Ein anderer Hoax wurde von Robert Morris verbreitet. Darin ging es um einen Virus, der sich über Netzwerke verbreite und Port- und Laufwerks-Konfigurationen verändere. Laut der Warnung infizierte der Virus angeblich 300.000 Computer in North und South Dakota innerhalb von 12 Minuten.
November 1988: Der Morris-Wurm verursacht eine Netzwerk-Epidemie. Er infiziert über 600 Computer-Systeme in den USA (inklusive Computer des NASA-Forschungszentrums) und brachte manche davon fast zum kompletten Stillstand. Wie der Christmas-Tree-Wurm verschickte der Virus unlimitierte Kopien von sich selbst und überschwemmte damit die Netzwerke komplett.

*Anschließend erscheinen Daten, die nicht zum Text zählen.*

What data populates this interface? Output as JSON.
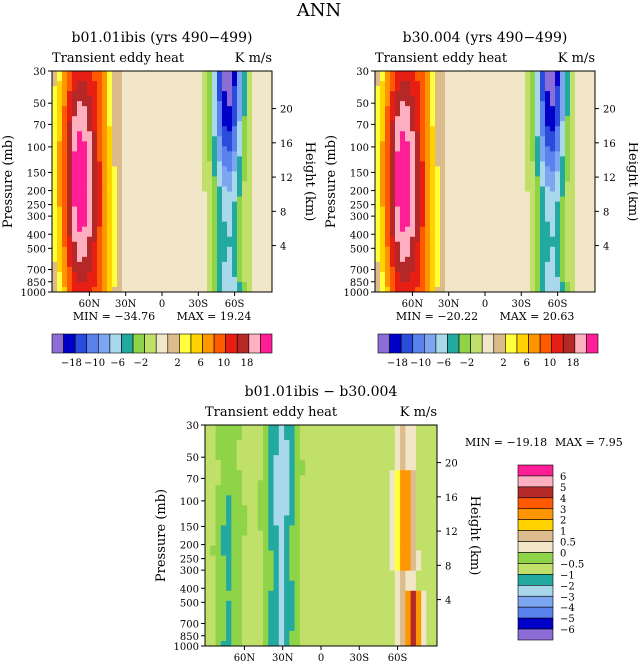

Um sich zu replizieren, nutzte der Morris-Wurm eine Sicherheitslücke im UNIX-Betriebssystem von VAX- und Sun-Microsystems-Plattformen aus. Zudem nutzte der Virus mehrere innovative Methoden, um Zugriff auf das System zu erlangen – unter anderem das Sammeln von Passwörtern.
Die Gesamtschäden, die durch den Morris-Wurm verursacht wurden, werden auf 96 Millionen Dollar geschätzt – damals wie heute eine große Summe.
Zu guter Letzt wurde im Jahr 1988 noch ein beliebtes Antivirus-Programm veröffentlicht: Dr. Solomon’s Anti-Virus Toolkit. Das Programm wurde vom britischen Programmierer Alan Solomon entwickelt und wurde bis 1998 von vielen Menschen verwendet. In diesem Jahr wurde die Firma von der amerikanischen Firma Network Associates (NAI) übernommen.